Despite the promise of health reform, millions of U.S. children still lack quality health coverage or have trouble getting the services they need to stay healthy or to develop properly, according to two articles published in the December issue of Health Affairs. To address these gaps in coverage, broad reforms aimed at improving the quality of coverage for all children are needed, according to the authors.

In the first article, Sara Rosenbaum, JD, the Harold and Jane Hirsh Professor of Health Law and Policy at Milken Institute School of Public Health (Milken Institute SPH) at the George Washington University, and Genevieve Kenney, PhD, senior fellow and co-director of the Urban Institute's Health Policy Center, focus on the future of health insurance coverage for U.S. children. Examining the growing role of public health insurance for this group, the authors describe how the Affordable Care Act (ACA) builds on earlier advances under Medicaid and the Children's Health Insurance Program (CHIP).

The authors also discuss the challenges involved in making the ACA's private insurance reforms work for children. These challenges include: eliminating the "family glitch," which bars subsidized Exchange coverage for children whose parents have employer coverage that is affordable only for themselves; and strengthening the coverage and cost-sharing standards that health insurance plans sold in the individual and small group markets must meet. "With these changes, the ACA's key promise - affordable, high-quality coverage for nearly all Americans - can be more fully realized for children," says Rosenbaum.

The second article, which Rosenbaum co-authored with colleagues at the Children's National Health System in Washington, DC, PolicyLab at The Children's Hospital of Philadelphia, and Johns Hopkins Bayview Medical Center, focuses on the Affordable Care Act's essential health benefit (EHB) coverage standard, which, as implemented for children, has resulted in a state-by-state patchwork of coverage for children and adolescents that contains significant exclusions, particularly for children with developmental disabilities and other special health care needs.
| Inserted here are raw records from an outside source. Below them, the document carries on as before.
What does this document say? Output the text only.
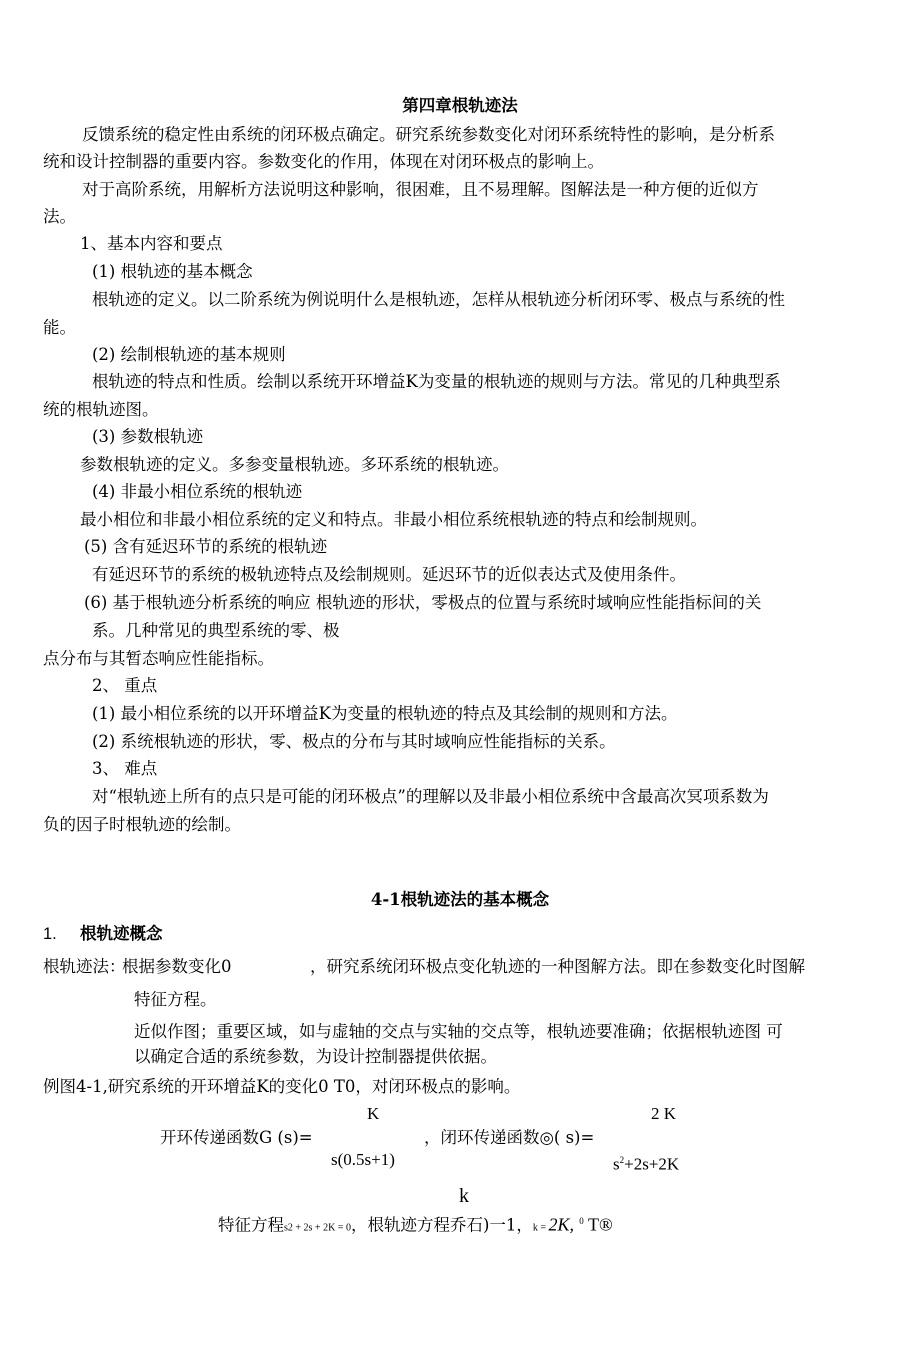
第四章根轨迹法
反馈系统的稳定性由系统的闭环极点确定。研究系统参数变化对闭环系统特性的影响，是分析系
统和设计控制器的重要内容。参数变化的作用，体现在对闭环极点的影响上。
对于高阶系统，用解析方法说明这种影响，很困难，且不易理解。图解法是一种方便的近似方
法。
1、基本内容和要点
(1) 根轨迹的基本概念
根轨迹的定义。以二阶系统为例说明什么是根轨迹，怎样从根轨迹分析闭环零、极点与系统的性
能。
(2) 绘制根轨迹的基本规则
根轨迹的特点和性质。绘制以系统开环增益K为变量的根轨迹的规则与方法。常见的几种典型系
统的根轨迹图。
(3) 参数根轨迹
参数根轨迹的定义。多参变量根轨迹。多环系统的根轨迹。
(4) 非最小相位系统的根轨迹
最小相位和非最小相位系统的定义和特点。非最小相位系统根轨迹的特点和绘制规则。
(5) 含有延迟环节的系统的根轨迹
有延迟环节的系统的极轨迹特点及绘制规则。延迟环节的近似表达式及使用条件。
(6) 基于根轨迹分析系统的响应 根轨迹的形状，零极点的位置与系统时域响应性能指标间的关
系。几种常见的典型系统的零、极
点分布与其暂态响应性能指标。
2、 重点
(1) 最小相位系统的以开环增益K为变量的根轨迹的特点及其绘制的规则和方法。
(2) 系统根轨迹的形状，零、极点的分布与其时域响应性能指标的关系。
3、 难点
对“根轨迹上所有的点只是可能的闭环极点”的理解以及非最小相位系统中含最高次冥项系数为
负的因子时根轨迹的绘制。
4-1根轨迹法的基本概念
1. 根轨迹概念
根轨迹法：
根据参数变化0	，研究系统闭环极点变化轨迹的一种图解方法。即在参数变化时图解
特征方程。
近似作图；重要区域，如与虚轴的交点与实轴的交点等，根轨迹要准确；依据根轨迹图 可
以确定合适的系统参数，为设计控制器提供依据。
例图4-1,研究系统的开环增益K的变化0 T0，对闭环极点的影响。
K	2 K
开环传递函数G (s)=	，闭环传递函数◎( s)=
s(0.5s+1)	$s^2+2s+2K$
k
特征方程s2 + 2s + 2K = 0，根轨迹方程乔石)一1，k = 2K, $^0$ T®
The article represents the first comprehensive analysis of the ACA's essential health benefit standard in a pediatric context. Previous studies have compared the EHB standard more broadly to CHIP, but this analysis presents the detailed evidence regarding the types of exclusionary practices that limit the effectiveness of coverage for children insured through health plans sold in the individual and small group markets.

Despite the fact that the ACA provides both federal and state insurance regulators with the authority to define pediatric benefits to make coverage work better for children, the study finds that the essential health benefit standard, as implemented, fails to ensure that pediatric coverage reflects the health and developmental needs of children and that states show substantial variation in the quality of coverage they guarantee. The authors recommend major reforms for the 2016 plan year, including the development of a national standard of child health coverage that can be adopted by all states.